A house is an investment vehicle much more like silver or stock shares than it is like a degree. It can be readily bought and sold. Americans had a housing bubble not just because they bought more homes, but because they speculated on homes, snatching them up, fixing them up, and pushing them back onto the overheated market. The asset-price bubble burst when people started defaulting and stopped buying.

No such market for college degrees exists: You cannot trade your University of Phoenix B.A. for a Yale degree when you start making the big money. In the words of Kevin Carey of the think tank Education Sector, “College degrees have value. … But they have no inherent worth. They are secondhand testimony of something valuable—the knowledge and skills associated with a unique person.”

A diploma is a polymorphous investment. It is a guarantor of higher lifetime earnings: The “college wage premium” for highly educated workers is in the tens of thousands of dollars per year. It is also an insurance policy against unemployment, a signaling device to employers and peers, a prestige line for your resume or New York Times wedding announcement, and a place to make friends and connections. Most importantly, it is a way to learn new skills and information.

It could be that Thiel is right, that college students, en masse, are overpaying for their educations. But it seems more likely that some college students attending certain types of schools are overpaying. If you want to be an aerospace engineer and have the chops to get into Caltech, the quality of the education, contacts, and fellow students on offer might really be worth $200,000 to you.

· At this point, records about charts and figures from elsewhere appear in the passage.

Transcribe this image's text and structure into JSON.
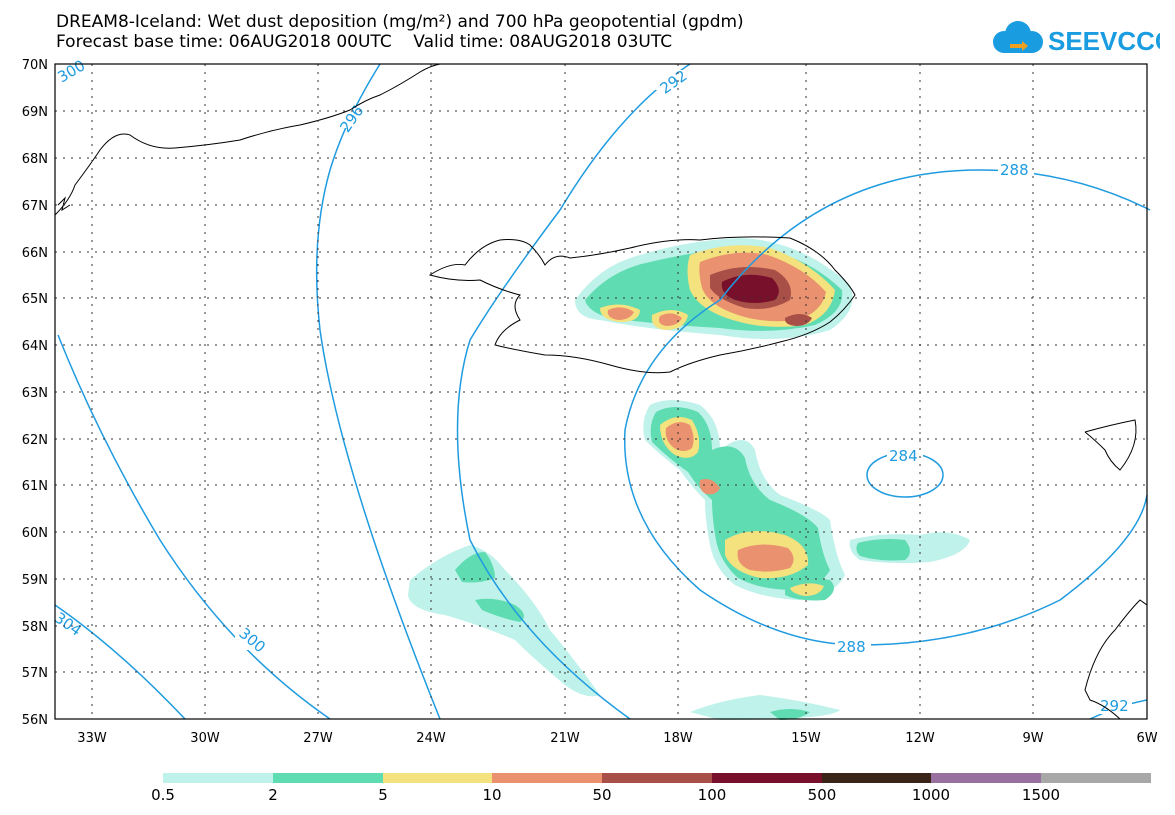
{
  "header": {
    "title_line1": "DREAM8-Iceland: Wet dust deposition (mg/m²) and 700 hPa geopotential (gpdm)",
    "title_line2": "Forecast base time: 06AUG2018 00UTC    Valid time: 08AUG2018 03UTC",
    "logo_text": "SEEVCCC",
    "logo_color": "#1a9ce0"
  },
  "map": {
    "lat_labels": [
      "70N",
      "69N",
      "68N",
      "67N",
      "66N",
      "65N",
      "64N",
      "63N",
      "62N",
      "61N",
      "60N",
      "59N",
      "58N",
      "57N",
      "56N"
    ],
    "lon_labels": [
      "33W",
      "30W",
      "27W",
      "24W",
      "21W",
      "18W",
      "15W",
      "12W",
      "9W",
      "6W"
    ],
    "contour_labels": [
      "300",
      "296",
      "292",
      "288",
      "288",
      "284",
      "300",
      "304",
      "292"
    ],
    "contour_color": "#1f9be0"
  },
  "legend": {
    "labels": [
      "0.5",
      "2",
      "5",
      "10",
      "50",
      "100",
      "500",
      "1000",
      "1500"
    ],
    "colors": [
      "#bff2ea",
      "#5fdcb2",
      "#f4e27e",
      "#ea9270",
      "#a85048",
      "#78102c",
      "#3a2418",
      "#9870a0",
      "#a8a8a8"
    ]
  }
}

A diploma from the school practically guarantees a good salary.

That is not true for many other institutions—particularly not for online, for-profit schools, the worst of which egregiously overcharge for worthless degrees. (The Washington Post Co., which owns Slate, also owns Kaplan, a for-profit higher education company.) But that marketplace is rapidly changing. The federal government is cracking down. Share prices for such companies have plummeted. Students have gotten savvier. Low-cost, high-quality competitors have entered the market. It might take some time. But tuition should drop too.

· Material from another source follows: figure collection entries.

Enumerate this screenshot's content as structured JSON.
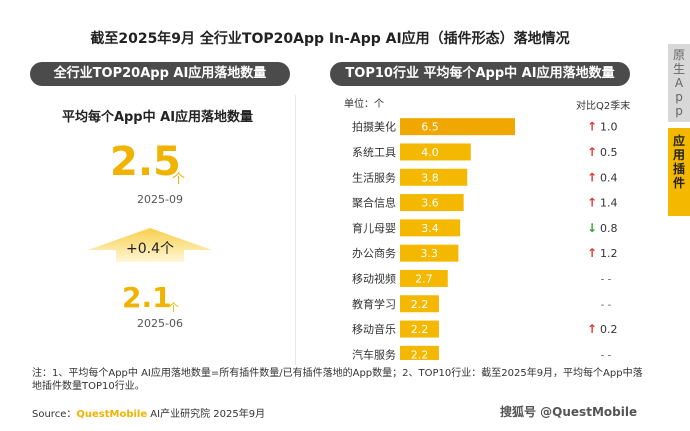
{
  "title": "截至2025年9月 全行业TOP20App In-App AI应用（插件形态）落地情况",
  "left_panel": {
    "header": "全行业TOP20App AI应用落地数量",
    "subtitle": "平均每个App中 AI应用落地数量",
    "current_value": "2.5",
    "current_unit": "个",
    "current_date": "2025-09",
    "change": "+0.4个",
    "previous_value": "2.1",
    "previous_unit": "个",
    "previous_date": "2025-06"
  },
  "right_panel": {
    "header": "TOP10行业 平均每个App中 AI应用落地数量",
    "unit_label": "单位：个",
    "compare_label": "对比Q2季末"
  },
  "chart_data": {
    "type": "bar",
    "orientation": "horizontal",
    "categories": [
      "拍摄美化",
      "系统工具",
      "生活服务",
      "聚合信息",
      "育儿母婴",
      "办公商务",
      "移动视频",
      "教育学习",
      "移动音乐",
      "汽车服务"
    ],
    "values": [
      6.5,
      4.0,
      3.8,
      3.6,
      3.4,
      3.3,
      2.7,
      2.2,
      2.2,
      2.2
    ],
    "value_labels": [
      "6.5",
      "4.0",
      "3.8",
      "3.6",
      "3.4",
      "3.3",
      "2.7",
      "2.2",
      "2.2",
      "2.2"
    ],
    "changes": [
      {
        "direction": "up",
        "text": "1.0"
      },
      {
        "direction": "up",
        "text": "0.5"
      },
      {
        "direction": "up",
        "text": "0.4"
      },
      {
        "direction": "up",
        "text": "1.4"
      },
      {
        "direction": "down",
        "text": "0.8"
      },
      {
        "direction": "up",
        "text": "1.2"
      },
      {
        "direction": "none",
        "text": "- -"
      },
      {
        "direction": "none",
        "text": "- -"
      },
      {
        "direction": "up",
        "text": "0.2"
      },
      {
        "direction": "none",
        "text": "- -"
      }
    ],
    "xlim": [
      0,
      6.5
    ],
    "colors": {
      "bar": "#f5b800",
      "bar_first": "#f0a800",
      "up": "#e23b2f",
      "down": "#3aa33a"
    }
  },
  "note": "注：1、平均每个App中 AI应用落地数量=所有插件数量/已有插件落地的App数量；2、TOP10行业：截至2025年9月，平均每个App中落地插件数量TOP10行业。",
  "source": {
    "prefix": "Source：",
    "brand": "QuestMobile",
    "suffix": " AI产业研究院 2025年9月"
  },
  "watermark": "搜狐号 @QuestMobile",
  "side_tabs": [
    "原生App",
    "应用插件"
  ]
}
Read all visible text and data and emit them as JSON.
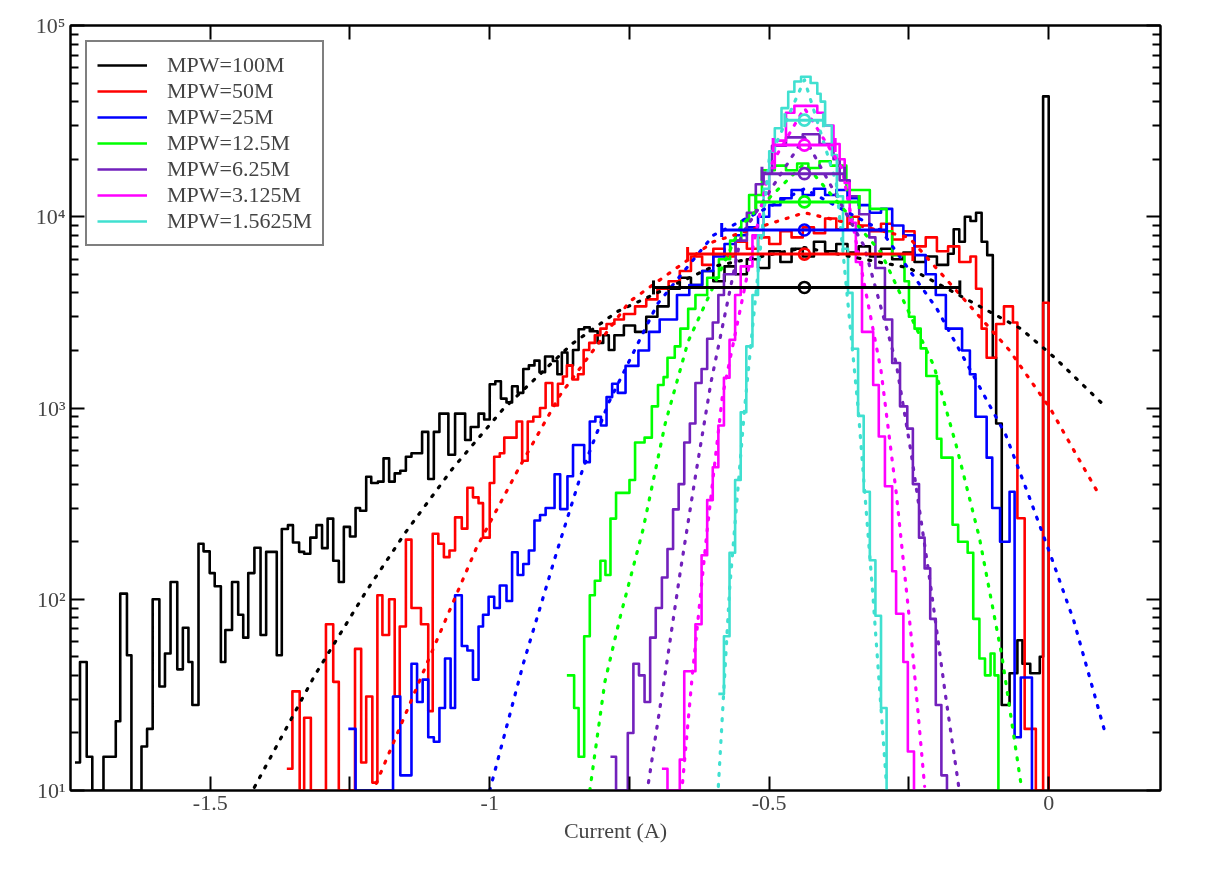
{
  "chart_data": {
    "type": "step",
    "xlabel": "Current (A)",
    "xlim": [
      -1.75,
      0.2
    ],
    "ylim": [
      10,
      100000
    ],
    "log": true,
    "grid": false,
    "legend": "top left",
    "xticks": [
      -1.5,
      {
        "value": -1.25,
        "label": null
      },
      -1,
      {
        "value": -0.75,
        "label": null
      },
      -0.5,
      {
        "value": -0.25,
        "label": null
      },
      0
    ],
    "yticks": [
      {
        "value": 10,
        "label": "10¹"
      },
      {
        "value": 100,
        "label": "10²"
      },
      {
        "value": 1000,
        "label": "10³"
      },
      {
        "value": 10000,
        "label": "10⁴"
      },
      {
        "value": 100000,
        "label": "10⁵"
      }
    ],
    "series": [
      {
        "name": "MPW=100M",
        "color": "#000000",
        "x": [
          -1.742,
          -1.733,
          -1.721,
          -1.711,
          -1.691,
          -1.669,
          -1.661,
          -1.649,
          -1.641,
          -1.623,
          -1.613,
          -1.603,
          -1.591,
          -1.581,
          -1.571,
          -1.559,
          -1.549,
          -1.539,
          -1.532,
          -1.521,
          -1.512,
          -1.501,
          -1.492,
          -1.481,
          -1.473,
          -1.461,
          -1.45,
          -1.441,
          -1.432,
          -1.421,
          -1.41,
          -1.4,
          -1.381,
          -1.372,
          -1.361,
          -1.352,
          -1.341,
          -1.332,
          -1.321,
          -1.31,
          -1.3,
          -1.29,
          -1.28,
          -1.27,
          -1.261,
          -1.25,
          -1.24,
          -1.232,
          -1.221,
          -1.212,
          -1.2,
          -1.19,
          -1.18,
          -1.17,
          -1.16,
          -1.15,
          -1.14,
          -1.121,
          -1.11,
          -1.1,
          -1.09,
          -1.074,
          -1.062,
          -1.044,
          -1.034,
          -1.02,
          -1.01,
          -1.0,
          -0.99,
          -0.98,
          -0.97,
          -0.96,
          -0.95,
          -0.94,
          -0.93,
          -0.92,
          -0.911,
          -0.901,
          -0.887,
          -0.879,
          -0.871,
          -0.861,
          -0.851,
          -0.841,
          -0.831,
          -0.821,
          -0.807,
          -0.797,
          -0.787,
          -0.777,
          -0.76,
          -0.74,
          -0.72,
          -0.7,
          -0.68,
          -0.66,
          -0.64,
          -0.62,
          -0.6,
          -0.58,
          -0.56,
          -0.54,
          -0.52,
          -0.5,
          -0.48,
          -0.46,
          -0.44,
          -0.42,
          -0.4,
          -0.38,
          -0.36,
          -0.34,
          -0.32,
          -0.3,
          -0.28,
          -0.26,
          -0.24,
          -0.22,
          -0.2,
          -0.18,
          -0.17,
          -0.16,
          -0.15,
          -0.14,
          -0.13,
          -0.12,
          -0.11,
          -0.1,
          -0.094,
          -0.084,
          -0.07,
          -0.056,
          -0.047,
          -0.033,
          -0.016,
          -0.01,
          0
        ],
        "values": [
          14,
          47,
          15,
          10,
          15,
          23,
          107,
          51,
          10,
          17,
          21,
          100,
          35,
          52,
          123,
          43,
          71,
          47,
          28,
          195,
          178,
          137,
          117,
          47,
          69,
          123,
          83,
          63,
          137,
          186,
          65,
          177,
          51,
          233,
          244,
          198,
          177,
          173,
          210,
          244,
          185,
          264,
          159,
          123,
          239,
          213,
          300,
          290,
          437,
          405,
          412,
          545,
          412,
          455,
          470,
          556,
          580,
          750,
          425,
          750,
          935,
          570,
          935,
          680,
          795,
          935,
          870,
          1330,
          1380,
          1120,
          1070,
          1300,
          1200,
          1600,
          1670,
          1770,
          1540,
          1860,
          1760,
          1500,
          1950,
          1670,
          2010,
          2580,
          2640,
          2520,
          2190,
          2400,
          2010,
          2400,
          2700,
          2500,
          3000,
          3400,
          4200,
          4800,
          4400,
          5200,
          4600,
          5500,
          5000,
          6000,
          5400,
          6600,
          5800,
          6800,
          6200,
          7400,
          6600,
          7200,
          6500,
          7000,
          6200,
          6800,
          6000,
          6500,
          5800,
          6200,
          5600,
          6400,
          8600,
          7400,
          10000,
          9500,
          10500,
          7400,
          6300,
          1830,
          830,
          28,
          41,
          61,
          46,
          41,
          50,
          42600,
          10
        ]
      },
      {
        "name": "MPW=50M",
        "color": "#ff0000",
        "x": [
          -1.363,
          -1.353,
          -1.34,
          -1.332,
          -1.32,
          -1.293,
          -1.28,
          -1.27,
          -1.241,
          -1.23,
          -1.221,
          -1.21,
          -1.201,
          -1.192,
          -1.18,
          -1.17,
          -1.161,
          -1.15,
          -1.14,
          -1.123,
          -1.11,
          -1.102,
          -1.092,
          -1.082,
          -1.072,
          -1.062,
          -1.05,
          -1.04,
          -1.03,
          -1.02,
          -1.012,
          -1.0,
          -0.992,
          -0.982,
          -0.974,
          -0.952,
          -0.942,
          -0.932,
          -0.922,
          -0.91,
          -0.9,
          -0.888,
          -0.878,
          -0.869,
          -0.862,
          -0.852,
          -0.842,
          -0.832,
          -0.822,
          -0.812,
          -0.802,
          -0.791,
          -0.777,
          -0.76,
          -0.74,
          -0.72,
          -0.7,
          -0.68,
          -0.66,
          -0.64,
          -0.62,
          -0.6,
          -0.58,
          -0.56,
          -0.54,
          -0.52,
          -0.5,
          -0.48,
          -0.46,
          -0.44,
          -0.42,
          -0.4,
          -0.38,
          -0.36,
          -0.34,
          -0.32,
          -0.3,
          -0.28,
          -0.26,
          -0.24,
          -0.22,
          -0.2,
          -0.18,
          -0.16,
          -0.14,
          -0.13,
          -0.12,
          -0.111,
          -0.094,
          -0.08,
          -0.064,
          -0.056,
          -0.043,
          -0.023,
          -0.01,
          0
        ],
        "values": [
          13,
          33,
          10,
          24,
          10,
          74,
          37,
          10,
          55,
          14,
          31,
          11,
          105,
          65,
          100,
          31,
          72,
          205,
          90,
          74,
          26,
          220,
          195,
          166,
          180,
          268,
          234,
          383,
          341,
          318,
          210,
          405,
          556,
          580,
          700,
          850,
          530,
          850,
          900,
          1000,
          1350,
          1030,
          1340,
          1460,
          1670,
          1410,
          1500,
          2010,
          2190,
          2400,
          2600,
          2750,
          2900,
          3100,
          3400,
          3700,
          4200,
          4600,
          5200,
          6200,
          5600,
          6800,
          6200,
          7400,
          6800,
          7800,
          7200,
          8400,
          7800,
          8800,
          8200,
          9800,
          8600,
          10000,
          9000,
          8400,
          9200,
          7600,
          8400,
          7000,
          7800,
          6600,
          7000,
          5800,
          6200,
          4200,
          2600,
          1830,
          2750,
          3400,
          2800,
          265,
          21,
          10,
          3550,
          10
        ]
      },
      {
        "name": "MPW=25M",
        "color": "#0000ff",
        "x": [
          -1.253,
          -1.24,
          -1.173,
          -1.16,
          -1.14,
          -1.13,
          -1.12,
          -1.11,
          -1.1,
          -1.09,
          -1.08,
          -1.07,
          -1.062,
          -1.05,
          -1.04,
          -1.03,
          -1.02,
          -1.012,
          -1.002,
          -0.992,
          -0.982,
          -0.97,
          -0.96,
          -0.95,
          -0.94,
          -0.93,
          -0.92,
          -0.91,
          -0.9,
          -0.884,
          -0.874,
          -0.861,
          -0.851,
          -0.831,
          -0.821,
          -0.811,
          -0.801,
          -0.791,
          -0.781,
          -0.771,
          -0.757,
          -0.734,
          -0.715,
          -0.696,
          -0.665,
          -0.643,
          -0.62,
          -0.6,
          -0.58,
          -0.56,
          -0.54,
          -0.52,
          -0.5,
          -0.48,
          -0.46,
          -0.44,
          -0.42,
          -0.4,
          -0.38,
          -0.36,
          -0.34,
          -0.32,
          -0.3,
          -0.28,
          -0.26,
          -0.24,
          -0.22,
          -0.202,
          -0.184,
          -0.155,
          -0.141,
          -0.131,
          -0.111,
          -0.101,
          -0.087,
          -0.07,
          -0.061,
          -0.05,
          -0.03
        ],
        "values": [
          21,
          10,
          31,
          12,
          46,
          29,
          38,
          19,
          18,
          27,
          49,
          27,
          105,
          57,
          54,
          38,
          72,
          83,
          103,
          90,
          118,
          98,
          176,
          134,
          153,
          180,
          258,
          276,
          300,
          450,
          296,
          440,
          640,
          520,
          850,
          900,
          810,
          1140,
          1340,
          1200,
          1660,
          2000,
          2500,
          2900,
          3900,
          4400,
          5200,
          6200,
          7200,
          8000,
          8800,
          10000,
          11500,
          12500,
          13800,
          13000,
          14000,
          13000,
          13800,
          12500,
          11500,
          10500,
          11000,
          9000,
          8000,
          6300,
          5000,
          3900,
          2600,
          2000,
          1500,
          900,
          550,
          300,
          200,
          365,
          19,
          39,
          10
        ]
      },
      {
        "name": "MPW=12.5M",
        "color": "#00ff00",
        "x": [
          -0.862,
          -0.849,
          -0.841,
          -0.831,
          -0.821,
          -0.812,
          -0.802,
          -0.793,
          -0.784,
          -0.774,
          -0.75,
          -0.74,
          -0.723,
          -0.71,
          -0.699,
          -0.689,
          -0.682,
          -0.669,
          -0.659,
          -0.645,
          -0.632,
          -0.611,
          -0.59,
          -0.57,
          -0.55,
          -0.536,
          -0.513,
          -0.49,
          -0.47,
          -0.45,
          -0.43,
          -0.41,
          -0.39,
          -0.362,
          -0.32,
          -0.29,
          -0.28,
          -0.258,
          -0.25,
          -0.24,
          -0.229,
          -0.219,
          -0.2,
          -0.192,
          -0.172,
          -0.162,
          -0.145,
          -0.135,
          -0.124,
          -0.114,
          -0.104,
          -0.097,
          -0.09
        ],
        "values": [
          40,
          27,
          15,
          64,
          105,
          125,
          159,
          134,
          264,
          360,
          420,
          660,
          700,
          1020,
          1320,
          1450,
          1830,
          2100,
          2600,
          3300,
          3900,
          4800,
          6000,
          7500,
          9500,
          13000,
          17500,
          18500,
          17500,
          19000,
          18000,
          19500,
          18500,
          13800,
          11000,
          8400,
          6300,
          4600,
          3000,
          2600,
          2050,
          1470,
          690,
          550,
          245,
          200,
          175,
          79,
          49,
          40,
          52,
          40,
          10
        ]
      },
      {
        "name": "MPW=6.25M",
        "color": "#7221bc",
        "x": [
          -0.784,
          -0.774,
          -0.753,
          -0.743,
          -0.733,
          -0.723,
          -0.713,
          -0.703,
          -0.692,
          -0.682,
          -0.672,
          -0.662,
          -0.652,
          -0.642,
          -0.632,
          -0.621,
          -0.611,
          -0.601,
          -0.591,
          -0.581,
          -0.56,
          -0.54,
          -0.524,
          -0.51,
          -0.495,
          -0.47,
          -0.44,
          -0.41,
          -0.385,
          -0.374,
          -0.356,
          -0.339,
          -0.321,
          -0.31,
          -0.293,
          -0.28,
          -0.266,
          -0.253,
          -0.243,
          -0.232,
          -0.222,
          -0.212,
          -0.202,
          -0.192,
          -0.182
        ],
        "values": [
          15,
          10,
          20,
          46,
          40,
          29,
          63,
          90,
          130,
          183,
          295,
          400,
          660,
          830,
          1350,
          1600,
          2300,
          2800,
          3900,
          5000,
          7500,
          10500,
          14800,
          17000,
          23500,
          26000,
          27000,
          24000,
          20000,
          15500,
          12800,
          10300,
          7800,
          5400,
          2900,
          1720,
          1020,
          780,
          400,
          210,
          145,
          79,
          28,
          12,
          10
        ]
      },
      {
        "name": "MPW=3.125M",
        "color": "#ff00ff",
        "x": [
          -0.692,
          -0.682,
          -0.66,
          -0.652,
          -0.632,
          -0.621,
          -0.611,
          -0.601,
          -0.591,
          -0.581,
          -0.571,
          -0.561,
          -0.551,
          -0.53,
          -0.51,
          -0.5,
          -0.49,
          -0.47,
          -0.455,
          -0.414,
          -0.403,
          -0.385,
          -0.374,
          -0.365,
          -0.356,
          -0.345,
          -0.334,
          -0.314,
          -0.304,
          -0.293,
          -0.28,
          -0.273,
          -0.26,
          -0.252,
          -0.241
        ],
        "values": [
          13,
          10,
          14.5,
          42,
          74,
          170,
          330,
          490,
          810,
          1440,
          2270,
          3900,
          5500,
          8000,
          12000,
          18000,
          25000,
          35000,
          38000,
          35000,
          30000,
          24000,
          20000,
          15000,
          9300,
          5800,
          2500,
          1320,
          710,
          390,
          140,
          84,
          47,
          16,
          10
        ]
      },
      {
        "name": "MPW=1.5625M",
        "color": "#40e0d0",
        "x": [
          -0.591,
          -0.581,
          -0.571,
          -0.561,
          -0.551,
          -0.541,
          -0.53,
          -0.52,
          -0.51,
          -0.5,
          -0.49,
          -0.478,
          -0.466,
          -0.455,
          -0.443,
          -0.426,
          -0.414,
          -0.408,
          -0.4,
          -0.388,
          -0.379,
          -0.368,
          -0.359,
          -0.351,
          -0.341,
          -0.331,
          -0.32,
          -0.31,
          -0.3,
          -0.29
        ],
        "values": [
          32,
          64,
          175,
          420,
          950,
          2100,
          3900,
          8000,
          14000,
          22000,
          29000,
          37000,
          45000,
          51000,
          54000,
          50000,
          44000,
          40000,
          30000,
          21000,
          12800,
          6800,
          4000,
          2040,
          910,
          365,
          160,
          82,
          27,
          10
        ]
      },
      {
        "type": "line",
        "line_style": "dotted",
        "color": "#000000",
        "x": [
          -1.421,
          -1.313,
          -1.221,
          -1.15,
          -1.067,
          -0.977,
          -0.854,
          -0.771,
          -0.6,
          -0.437,
          -0.25,
          -0.05,
          0.011,
          0.095
        ],
        "values": [
          10.4,
          40,
          110,
          225,
          480,
          980,
          2150,
          3200,
          5500,
          6900,
          5400,
          2600,
          1830,
          1060
        ]
      },
      {
        "type": "line",
        "line_style": "dotted",
        "color": "#ff0000",
        "x": [
          -1.203,
          -1.114,
          -1.024,
          -0.947,
          -0.874,
          -0.75,
          -0.6,
          -0.437,
          -0.25,
          -0.07,
          0.004,
          0.041,
          0.089
        ],
        "values": [
          10.9,
          45,
          185,
          490,
          1170,
          3600,
          7400,
          10500,
          7800,
          2000,
          980,
          630,
          357
        ]
      },
      {
        "type": "line",
        "line_style": "dotted",
        "color": "#0000ff",
        "x": [
          -1.0,
          -0.94,
          -0.88,
          -0.834,
          -0.787,
          -0.7,
          -0.6,
          -0.437,
          -0.3,
          -0.2,
          -0.077,
          -0.036,
          0.004,
          0.045,
          0.099
        ],
        "values": [
          10,
          46,
          177,
          475,
          1070,
          3500,
          8000,
          14000,
          8500,
          3300,
          725,
          350,
          168,
          77,
          21
        ]
      },
      {
        "type": "line",
        "line_style": "dotted",
        "color": "#00ff00",
        "x": [
          -0.821,
          -0.794,
          -0.767,
          -0.726,
          -0.686,
          -0.645,
          -0.55,
          -0.437,
          -0.3,
          -0.205,
          -0.165,
          -0.124,
          -0.084,
          -0.05
        ],
        "values": [
          10,
          37,
          80,
          230,
          830,
          2230,
          9000,
          19000,
          6500,
          1650,
          630,
          210,
          51,
          11
        ]
      },
      {
        "type": "line",
        "line_style": "dotted",
        "color": "#7221bc",
        "x": [
          -0.716,
          -0.686,
          -0.659,
          -0.632,
          -0.604,
          -0.55,
          -0.437,
          -0.33,
          -0.273,
          -0.246,
          -0.212,
          -0.185,
          -0.161
        ],
        "values": [
          11,
          41,
          140,
          440,
          1370,
          8000,
          26000,
          7000,
          1720,
          580,
          122,
          32,
          10.5
        ]
      },
      {
        "type": "line",
        "line_style": "dotted",
        "color": "#ff00ff",
        "x": [
          -0.655,
          -0.638,
          -0.611,
          -0.584,
          -0.5,
          -0.437,
          -0.37,
          -0.3,
          -0.273,
          -0.246,
          -0.222
        ],
        "values": [
          11,
          39,
          230,
          1140,
          18000,
          37000,
          18000,
          1570,
          365,
          64,
          10.5
        ]
      },
      {
        "type": "line",
        "line_style": "dotted",
        "color": "#40e0d0",
        "x": [
          -0.591,
          -0.571,
          -0.544,
          -0.5,
          -0.437,
          -0.38,
          -0.341,
          -0.314,
          -0.29
        ],
        "values": [
          10.5,
          112,
          1000,
          20000,
          52000,
          15000,
          1000,
          100,
          10.5
        ]
      },
      {
        "type": "scatter",
        "marker": "circle",
        "x": [
          -0.437,
          -0.437,
          -0.437,
          -0.437,
          -0.437,
          -0.437,
          -0.437
        ],
        "values": [
          4270,
          6380,
          8520,
          11960,
          16800,
          23700,
          32000
        ],
        "colors": [
          "#000000",
          "#ff0000",
          "#0000ff",
          "#00ff00",
          "#7221bc",
          "#ff00ff",
          "#40e0d0"
        ],
        "xerrors": [
          [
            -0.707,
            -0.159
          ],
          [
            -0.646,
            -0.243
          ],
          [
            -0.585,
            -0.29
          ],
          [
            -0.524,
            -0.339
          ],
          [
            -0.513,
            -0.365
          ],
          [
            -0.493,
            -0.382
          ],
          [
            -0.472,
            -0.403
          ]
        ]
      }
    ]
  }
}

But what of the loan bubble, the outstanding pool of nearly $1 trillion in debt students have racked up paying those spiraling tuitions? It is worrisome, but mostly for the individuals on the hook for ballooning payments, not for the whole financial system, as with mortgage-backed debt.

For better or worse, students cannot discharge college loans through bankruptcy. (They can, of course, go belly up on their mortgages, credit cards, and other commitments.) Default rates are rising, but the government backstops against many losses and often actively pursues debtors. Plus, the pile of student-loan debt seems enormous. But in comparison with housing, it is peanuts. There is about $1 trillion in outstanding student-loan debt, versus $10 trillion in residential-mortgage debt. It seems unlikely it could trigger any kind of economy-wide crunch.

So, the broad question of whether a college degree is overpriced remains, particularly since many high-priced colleges seem incapable of competing for students on price and since wages have stagnated for so many sectors of the economy. But for now, nobody needs to beware a bubble.